I'm trying to take
$z\frac{d^2z}{dw^2}+\left(\frac{dz}{dw}\right)^2+\frac{\left(2w^2-1\right)}{w^3}z\frac{dz}{dw}+\frac{z^2}{2w^4}=0$
to a tractable DE through substitution of variables.
I'll type a summary of what I did so far, and would be very thankful if anyone could point out my mistakes.
First, I did $z=\sqrt y$, such that $\frac{dz}{dw}=\frac{1}{2\sqrt y}\frac{dy}{dw}$, and $\frac{d^2z}{dw^2}=\frac{1}{2\sqrt y}\frac{d^2y}{dw^2}-\frac{1}{4y^{3/2}}\left(\frac{dy}{dw}\right)^2$. When substituted in the equation above, I got
$\frac{d^2y}{dw^2}+\frac{(2w^2-1)}{w^3}\frac{dy}{dw}+\frac{1}{w^4}y=0$.

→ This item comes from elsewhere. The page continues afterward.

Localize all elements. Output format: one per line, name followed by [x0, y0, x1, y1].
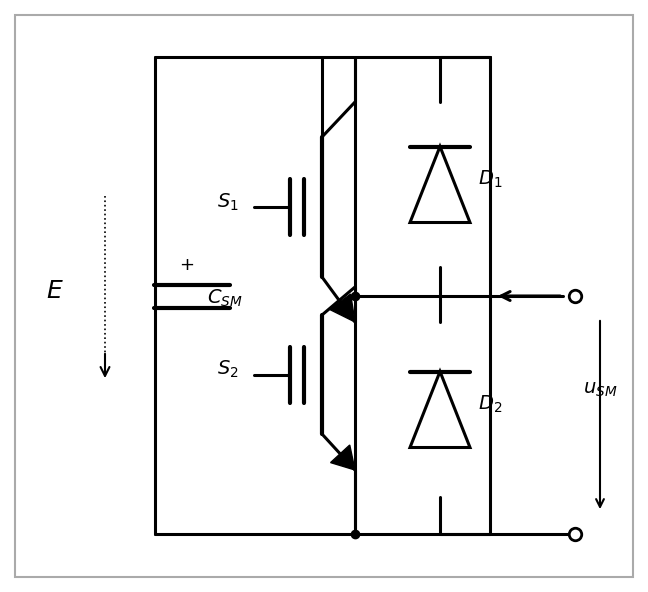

Then I tried $t=\frac{1}{w}$, such that $\frac{dy}{dw}=-t^2\frac{dy}{dt}$, and $\frac{d^2y}{dw^2}=t^4\frac{d^2y}{dt^2}+2t^3\frac{dy}{dt}$.
From here, I ended at
$\frac{d^2y}{dt^2}+t\frac{dy}{dt}+y=0$.
Now, I was hoping that last one would have regular singularities, possibly a Fuchsian equation, as that is what I'm studying. It didn't happen to be so, though I arrived at a solvable DE. Did I do something wrong, miss something, or may I proceed taking the last one to
$\frac{d}{dt}\left(\frac{dy}{dt}+ty\right)=0 \Rightarrow y(x)=ke^{(-x^2/2)}$
and take this as a solution?